With either of these method, both Speed and Power decrease around the mid point to lockout. That because if you didn't, you'd get somewhat of a whiplash effect at the end of the movement.

Maintaining Speed and Power Through The Entire Bench Press

1) Going Ballistic: The Bench Press Bar must be launched into the air. Doing so ensures Speed and Power are maintained through the full range of the movement.

Performing Bench Press Throws in a Smith Machine with the Safety Tier ensures safety.

2) Accommodating Resistance: Attaching Bands or chains to the Bench Press Bar enables you to maintain Speed and Power.

Heavy Touch and Go Benches

There is a slight deviation when preforming Heavy Touch and Go Benches. This applies to the Squat, any other lift, as well.

1) In a Heavy Touch and Go Bench, lower the bar slowly until the bar is a couple of inches off your chest. This decreases the amount of force you will need to deal with in coming off the chest.

2) Once the bar is a couple of inches off your chest, allow eccentric bar speed to increase prior to your Touch and Go.
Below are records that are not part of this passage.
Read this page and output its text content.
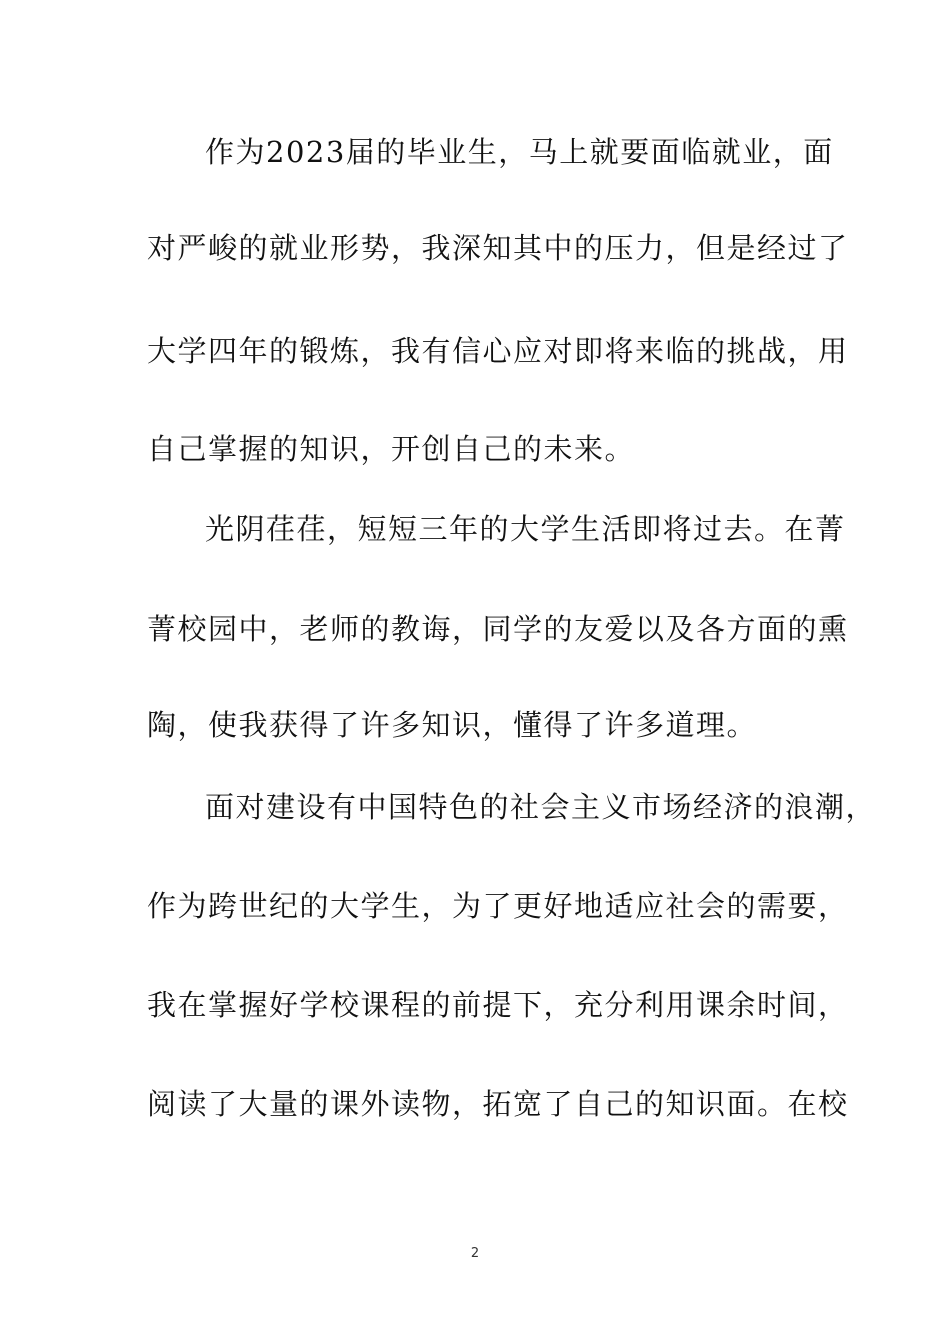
作为2023届的毕业生，马上就要面临就业，面
对严峻的就业形势，我深知其中的压力，但是经过了
大学四年的锻炼，我有信心应对即将来临的挑战，用
自己掌握的知识，开创自己的未来。
光阴荏荏，短短三年的大学生活即将过去。在菁
菁校园中，老师的教诲，同学的友爱以及各方面的熏
陶，使我获得了许多知识，懂得了许多道理。
面对建设有中国特色的社会主义市场经济的浪潮，
作为跨世纪的大学生，为了更好地适应社会的需要，
我在掌握好学校课程的前提下，充分利用课余时间，
阅读了大量的课外读物，拓宽了自己的知识面。在校
2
Doing so, triggers the Stretch Reflex; allowing you to develop the Stretch Reflex and drive more weight off the chest.

Summary

1) Heavy Fast Eccentric Benching: This is counter productive. It magnifies the bar weight beyond a lifter's capacity.

2) Lowering a Heavy Bench Press slower ensure the reversal force needed to drive the bar back up is within reason.

3) Speed and Power Fast Eccentric Training: This method is effective in developing the Stretch Reflex, providing it is performed correctly.